Das Frühstück war schon fertig, und sie alle verzichteten darauf, es im Aufenthaltsraum einzunehmen. Das Deck war bei diesem herrlichen Wetter genau der richtige Platz dafür.
Der Kutscher brachte Pfannen voller Speck und gebackener Tomaten. Dazu gab es heißes Brot, Mus und wilden Honig. Danach folgte mit Kandiszucker gesüßter kalter Tee, den sie immer noch aus dem Land des Großen Chan massenweise mit sich führten. Eine andere Pfanne enthielt in Fett geröstete Maiskolben.
Die hungrige Meute langte kräftig zu wie immer, und die Zwillinge hieben wie die Bären in den Honig rein.
Anschließend schleppte Carberry die beiden zu einer Pütz voll Seewasser.
„Da steckt ihr jetzt erst einmal eure Griffel rein“, sagte er, „sonst klebt ihr an Deck an und bleibt für alle Zeiten auf den Planken stehen.“
Es stimmte. Die beiden klebten und pappten, und der Honig troff von ihren Fingern und aus den Gesichtern.
Anschließend brachen der Seewolf, Siri-Tong und Dan O’Flynn auf.
Sie nahmen nichts mit, nur ein paar Messer und einen Ballen bunter Seidenstoffe, die ebenfalls noch aus China stammten und deren Farbe das Herz jedes Insulaners höher schlagen ließ.
Lebensmittel brauchten sie nicht, Wasser ebenfalls nicht. Die Insel hatte der liebe Gott in einer ausgesprochen guten Laune erschaffen, und sie bot alles an, was es an Früchten gab.
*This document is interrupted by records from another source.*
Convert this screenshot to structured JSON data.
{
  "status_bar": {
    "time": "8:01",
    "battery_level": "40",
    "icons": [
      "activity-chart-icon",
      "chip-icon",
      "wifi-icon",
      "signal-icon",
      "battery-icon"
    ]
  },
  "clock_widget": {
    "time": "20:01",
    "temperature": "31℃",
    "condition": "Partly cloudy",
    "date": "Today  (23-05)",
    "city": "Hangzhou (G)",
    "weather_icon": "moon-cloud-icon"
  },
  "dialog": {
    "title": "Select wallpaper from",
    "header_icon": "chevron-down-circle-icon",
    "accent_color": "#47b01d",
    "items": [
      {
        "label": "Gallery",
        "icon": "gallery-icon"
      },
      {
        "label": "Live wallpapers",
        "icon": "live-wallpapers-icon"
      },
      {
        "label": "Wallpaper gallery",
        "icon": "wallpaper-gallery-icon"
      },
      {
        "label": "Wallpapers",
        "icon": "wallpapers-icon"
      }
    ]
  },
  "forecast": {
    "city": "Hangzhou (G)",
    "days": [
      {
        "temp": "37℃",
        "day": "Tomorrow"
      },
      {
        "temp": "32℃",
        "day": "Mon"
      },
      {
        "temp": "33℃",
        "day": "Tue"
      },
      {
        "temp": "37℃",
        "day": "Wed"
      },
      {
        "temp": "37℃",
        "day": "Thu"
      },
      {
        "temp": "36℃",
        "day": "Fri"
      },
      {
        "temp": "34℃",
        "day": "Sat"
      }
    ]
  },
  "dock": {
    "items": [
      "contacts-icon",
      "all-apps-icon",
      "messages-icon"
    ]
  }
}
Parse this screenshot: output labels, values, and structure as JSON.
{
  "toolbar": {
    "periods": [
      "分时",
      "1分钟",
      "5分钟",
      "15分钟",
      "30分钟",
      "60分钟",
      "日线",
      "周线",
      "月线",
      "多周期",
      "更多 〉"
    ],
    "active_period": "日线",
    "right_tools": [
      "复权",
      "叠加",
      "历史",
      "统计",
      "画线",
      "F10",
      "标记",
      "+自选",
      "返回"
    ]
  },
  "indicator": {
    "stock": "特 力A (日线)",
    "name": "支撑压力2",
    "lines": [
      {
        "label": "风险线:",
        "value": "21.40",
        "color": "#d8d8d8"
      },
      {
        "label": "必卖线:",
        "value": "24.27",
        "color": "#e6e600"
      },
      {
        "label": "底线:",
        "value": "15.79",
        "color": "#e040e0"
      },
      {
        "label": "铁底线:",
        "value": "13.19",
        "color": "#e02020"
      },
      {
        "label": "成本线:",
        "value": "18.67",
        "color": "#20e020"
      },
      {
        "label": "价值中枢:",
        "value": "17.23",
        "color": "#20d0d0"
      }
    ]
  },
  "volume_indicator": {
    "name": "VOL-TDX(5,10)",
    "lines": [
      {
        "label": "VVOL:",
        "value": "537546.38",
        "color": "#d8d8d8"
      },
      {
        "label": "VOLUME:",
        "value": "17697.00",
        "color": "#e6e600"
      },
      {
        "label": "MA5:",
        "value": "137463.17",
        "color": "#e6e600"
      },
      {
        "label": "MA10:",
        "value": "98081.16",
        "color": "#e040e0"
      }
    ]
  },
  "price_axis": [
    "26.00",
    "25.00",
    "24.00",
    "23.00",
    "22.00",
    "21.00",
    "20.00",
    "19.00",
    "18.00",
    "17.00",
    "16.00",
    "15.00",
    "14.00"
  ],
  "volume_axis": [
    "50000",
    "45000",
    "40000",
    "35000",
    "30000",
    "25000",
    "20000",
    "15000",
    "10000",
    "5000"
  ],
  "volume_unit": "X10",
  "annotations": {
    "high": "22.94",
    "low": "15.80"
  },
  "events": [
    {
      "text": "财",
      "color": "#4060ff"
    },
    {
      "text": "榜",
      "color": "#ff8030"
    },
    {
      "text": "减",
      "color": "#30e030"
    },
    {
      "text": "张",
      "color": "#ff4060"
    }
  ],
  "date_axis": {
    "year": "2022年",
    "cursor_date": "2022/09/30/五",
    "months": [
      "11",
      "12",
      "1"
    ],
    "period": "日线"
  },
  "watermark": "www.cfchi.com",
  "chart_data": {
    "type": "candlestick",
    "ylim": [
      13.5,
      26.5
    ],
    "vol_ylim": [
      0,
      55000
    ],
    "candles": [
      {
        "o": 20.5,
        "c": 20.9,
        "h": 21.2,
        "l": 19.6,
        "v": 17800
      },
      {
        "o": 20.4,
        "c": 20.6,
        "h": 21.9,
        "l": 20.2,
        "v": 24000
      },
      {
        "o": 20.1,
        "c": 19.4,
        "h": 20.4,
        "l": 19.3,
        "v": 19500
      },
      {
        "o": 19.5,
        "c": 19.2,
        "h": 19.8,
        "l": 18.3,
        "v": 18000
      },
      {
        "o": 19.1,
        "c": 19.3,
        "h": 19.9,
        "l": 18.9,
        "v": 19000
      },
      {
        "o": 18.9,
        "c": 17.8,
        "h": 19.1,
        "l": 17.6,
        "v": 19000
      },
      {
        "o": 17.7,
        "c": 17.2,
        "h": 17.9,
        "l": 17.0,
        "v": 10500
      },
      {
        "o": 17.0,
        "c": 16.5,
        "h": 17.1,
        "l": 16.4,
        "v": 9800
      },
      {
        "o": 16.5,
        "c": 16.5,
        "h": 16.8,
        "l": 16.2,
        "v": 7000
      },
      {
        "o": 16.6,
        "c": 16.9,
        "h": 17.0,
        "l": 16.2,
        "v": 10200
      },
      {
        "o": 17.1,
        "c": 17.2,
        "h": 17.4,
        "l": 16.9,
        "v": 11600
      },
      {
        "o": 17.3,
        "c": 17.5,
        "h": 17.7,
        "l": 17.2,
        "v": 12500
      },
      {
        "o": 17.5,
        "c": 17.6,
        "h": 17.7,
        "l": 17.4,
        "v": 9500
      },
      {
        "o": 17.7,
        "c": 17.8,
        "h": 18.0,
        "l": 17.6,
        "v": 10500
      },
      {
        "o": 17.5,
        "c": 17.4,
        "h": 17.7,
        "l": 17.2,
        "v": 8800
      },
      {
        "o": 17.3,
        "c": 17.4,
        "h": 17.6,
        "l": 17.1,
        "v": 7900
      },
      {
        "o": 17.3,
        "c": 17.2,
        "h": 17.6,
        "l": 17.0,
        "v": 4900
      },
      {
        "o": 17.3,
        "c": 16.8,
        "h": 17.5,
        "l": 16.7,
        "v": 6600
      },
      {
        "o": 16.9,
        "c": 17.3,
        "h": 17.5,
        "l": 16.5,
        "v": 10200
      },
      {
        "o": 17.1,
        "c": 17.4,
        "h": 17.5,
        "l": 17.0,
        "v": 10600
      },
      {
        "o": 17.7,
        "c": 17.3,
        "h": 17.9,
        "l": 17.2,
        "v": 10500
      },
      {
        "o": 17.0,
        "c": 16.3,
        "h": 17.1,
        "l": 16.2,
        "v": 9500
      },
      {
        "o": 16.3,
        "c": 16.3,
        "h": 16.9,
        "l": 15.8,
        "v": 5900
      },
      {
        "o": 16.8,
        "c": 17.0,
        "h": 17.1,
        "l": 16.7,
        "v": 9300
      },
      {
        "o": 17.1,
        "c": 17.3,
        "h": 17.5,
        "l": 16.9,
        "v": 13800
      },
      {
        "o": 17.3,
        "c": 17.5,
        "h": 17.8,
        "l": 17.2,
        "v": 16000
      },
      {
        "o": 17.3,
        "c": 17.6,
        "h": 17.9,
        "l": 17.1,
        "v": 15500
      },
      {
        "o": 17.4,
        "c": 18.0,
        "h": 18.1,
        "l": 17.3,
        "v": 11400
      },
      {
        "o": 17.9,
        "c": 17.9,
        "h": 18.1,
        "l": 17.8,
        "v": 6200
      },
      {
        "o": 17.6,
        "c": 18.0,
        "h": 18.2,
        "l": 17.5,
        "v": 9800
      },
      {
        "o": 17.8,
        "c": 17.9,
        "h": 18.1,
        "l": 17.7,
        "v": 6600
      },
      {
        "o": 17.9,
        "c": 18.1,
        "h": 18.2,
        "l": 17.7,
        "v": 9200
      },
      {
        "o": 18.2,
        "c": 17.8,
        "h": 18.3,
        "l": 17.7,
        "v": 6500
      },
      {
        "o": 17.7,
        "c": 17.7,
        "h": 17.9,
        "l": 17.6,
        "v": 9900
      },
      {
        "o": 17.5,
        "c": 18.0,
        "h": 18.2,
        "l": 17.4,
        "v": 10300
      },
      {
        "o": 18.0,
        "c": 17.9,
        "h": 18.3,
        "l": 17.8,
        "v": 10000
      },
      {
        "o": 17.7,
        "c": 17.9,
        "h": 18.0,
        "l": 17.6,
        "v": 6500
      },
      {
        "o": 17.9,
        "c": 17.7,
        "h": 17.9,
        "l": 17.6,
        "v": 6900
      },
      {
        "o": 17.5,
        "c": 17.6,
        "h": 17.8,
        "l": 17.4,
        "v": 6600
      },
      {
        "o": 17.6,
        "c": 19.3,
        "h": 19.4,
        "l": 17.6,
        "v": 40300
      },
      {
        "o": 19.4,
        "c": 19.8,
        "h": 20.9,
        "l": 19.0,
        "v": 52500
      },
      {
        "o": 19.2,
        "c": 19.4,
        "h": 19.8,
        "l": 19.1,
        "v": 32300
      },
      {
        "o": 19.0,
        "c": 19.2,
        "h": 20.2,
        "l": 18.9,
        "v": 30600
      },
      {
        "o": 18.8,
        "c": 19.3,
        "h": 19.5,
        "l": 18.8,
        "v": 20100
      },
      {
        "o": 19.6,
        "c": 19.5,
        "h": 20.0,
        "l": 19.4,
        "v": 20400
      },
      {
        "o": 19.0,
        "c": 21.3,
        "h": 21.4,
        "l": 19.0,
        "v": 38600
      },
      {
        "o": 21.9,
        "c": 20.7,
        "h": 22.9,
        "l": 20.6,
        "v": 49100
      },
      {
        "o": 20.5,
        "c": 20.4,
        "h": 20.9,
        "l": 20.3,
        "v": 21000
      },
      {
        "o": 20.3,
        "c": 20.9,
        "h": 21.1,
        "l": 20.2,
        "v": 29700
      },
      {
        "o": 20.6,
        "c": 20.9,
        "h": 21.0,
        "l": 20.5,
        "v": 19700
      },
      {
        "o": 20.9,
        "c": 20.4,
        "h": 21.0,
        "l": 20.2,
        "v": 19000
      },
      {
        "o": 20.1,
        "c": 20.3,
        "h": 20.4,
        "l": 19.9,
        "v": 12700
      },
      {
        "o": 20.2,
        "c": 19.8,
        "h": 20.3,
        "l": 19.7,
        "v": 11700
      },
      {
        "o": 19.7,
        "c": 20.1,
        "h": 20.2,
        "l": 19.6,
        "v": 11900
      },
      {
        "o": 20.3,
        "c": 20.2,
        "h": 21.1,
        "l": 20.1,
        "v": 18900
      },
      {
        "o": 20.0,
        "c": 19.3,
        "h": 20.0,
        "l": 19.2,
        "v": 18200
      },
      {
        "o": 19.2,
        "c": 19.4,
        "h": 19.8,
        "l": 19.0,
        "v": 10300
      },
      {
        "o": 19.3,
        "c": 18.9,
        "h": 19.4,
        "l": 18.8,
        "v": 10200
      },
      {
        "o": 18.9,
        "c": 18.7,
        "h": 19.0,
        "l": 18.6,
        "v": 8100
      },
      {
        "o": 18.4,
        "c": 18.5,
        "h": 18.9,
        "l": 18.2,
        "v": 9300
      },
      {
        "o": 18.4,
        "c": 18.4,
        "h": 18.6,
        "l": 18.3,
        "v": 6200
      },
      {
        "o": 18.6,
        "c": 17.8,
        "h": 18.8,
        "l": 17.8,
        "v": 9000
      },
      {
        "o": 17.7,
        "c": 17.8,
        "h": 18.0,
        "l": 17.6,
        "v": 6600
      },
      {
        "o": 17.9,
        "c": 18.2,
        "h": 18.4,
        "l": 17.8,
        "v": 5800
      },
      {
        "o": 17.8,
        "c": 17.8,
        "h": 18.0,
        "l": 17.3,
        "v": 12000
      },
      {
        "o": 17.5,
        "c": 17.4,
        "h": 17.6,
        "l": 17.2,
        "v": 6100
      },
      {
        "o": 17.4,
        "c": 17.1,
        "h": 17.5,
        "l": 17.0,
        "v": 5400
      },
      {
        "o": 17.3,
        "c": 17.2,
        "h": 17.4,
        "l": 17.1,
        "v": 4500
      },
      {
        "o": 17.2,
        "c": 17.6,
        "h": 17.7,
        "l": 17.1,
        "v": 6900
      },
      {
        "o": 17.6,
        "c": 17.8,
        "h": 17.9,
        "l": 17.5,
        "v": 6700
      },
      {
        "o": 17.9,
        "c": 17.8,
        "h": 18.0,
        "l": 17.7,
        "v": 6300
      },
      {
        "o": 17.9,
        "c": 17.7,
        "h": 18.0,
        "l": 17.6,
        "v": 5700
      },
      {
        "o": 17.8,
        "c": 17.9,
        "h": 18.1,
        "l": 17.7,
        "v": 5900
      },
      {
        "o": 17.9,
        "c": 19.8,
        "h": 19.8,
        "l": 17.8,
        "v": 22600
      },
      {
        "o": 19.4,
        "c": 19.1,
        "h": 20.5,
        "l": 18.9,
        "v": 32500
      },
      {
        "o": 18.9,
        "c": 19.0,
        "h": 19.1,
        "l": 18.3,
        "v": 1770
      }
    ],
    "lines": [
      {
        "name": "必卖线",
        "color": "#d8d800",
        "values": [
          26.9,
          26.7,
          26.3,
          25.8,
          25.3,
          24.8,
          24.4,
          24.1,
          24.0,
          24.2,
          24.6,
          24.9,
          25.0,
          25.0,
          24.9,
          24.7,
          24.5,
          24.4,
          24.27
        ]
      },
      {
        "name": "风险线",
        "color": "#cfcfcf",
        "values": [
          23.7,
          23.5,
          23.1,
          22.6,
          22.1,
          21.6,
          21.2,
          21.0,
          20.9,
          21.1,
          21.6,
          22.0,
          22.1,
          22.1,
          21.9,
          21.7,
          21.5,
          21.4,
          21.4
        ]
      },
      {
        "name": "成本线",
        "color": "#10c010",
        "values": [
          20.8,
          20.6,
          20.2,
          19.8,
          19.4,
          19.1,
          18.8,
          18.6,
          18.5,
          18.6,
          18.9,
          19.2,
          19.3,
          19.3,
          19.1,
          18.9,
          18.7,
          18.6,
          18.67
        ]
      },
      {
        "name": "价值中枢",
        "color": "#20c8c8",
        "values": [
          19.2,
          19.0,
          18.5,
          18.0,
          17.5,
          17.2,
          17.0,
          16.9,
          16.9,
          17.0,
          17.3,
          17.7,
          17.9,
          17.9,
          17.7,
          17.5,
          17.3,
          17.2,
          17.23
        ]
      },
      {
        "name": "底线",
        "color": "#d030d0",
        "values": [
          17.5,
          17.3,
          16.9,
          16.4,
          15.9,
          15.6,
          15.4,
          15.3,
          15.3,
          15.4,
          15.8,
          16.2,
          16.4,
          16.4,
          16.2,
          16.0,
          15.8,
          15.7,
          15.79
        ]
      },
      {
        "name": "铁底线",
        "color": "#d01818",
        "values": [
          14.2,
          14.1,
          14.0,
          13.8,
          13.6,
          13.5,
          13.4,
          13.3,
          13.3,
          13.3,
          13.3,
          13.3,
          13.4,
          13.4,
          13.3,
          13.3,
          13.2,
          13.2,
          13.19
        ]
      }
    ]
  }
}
Auch Trinkwasser war reichlich vorhanden.
Am Strand verabschiedete sich der Profos mit Leichenbittermiene. „Soll ich euch ein Stück begleiten, oder schafft ihr das allein?“
„Ja“, sagte Hasard.
„Fein, dann gehe ich mit“, sagte Ed strahlend.
„Das bezog sich auf das letztere, Ed. Wir schaffen es allein, ich glaube nicht, daß du uns tragen mußt.“
Er klopfte dem Profos noch einmal auf die Schulter und suchte nach einem günstigen Aufstieg in die allmählich anwachsenden Berge.
Es fand sich auch bald ein fast verborgener Pfad, den Dan sofort entdeckte. Er hatte schon gestern durch das Spektiv einen kleinen Bachlauf gesehen.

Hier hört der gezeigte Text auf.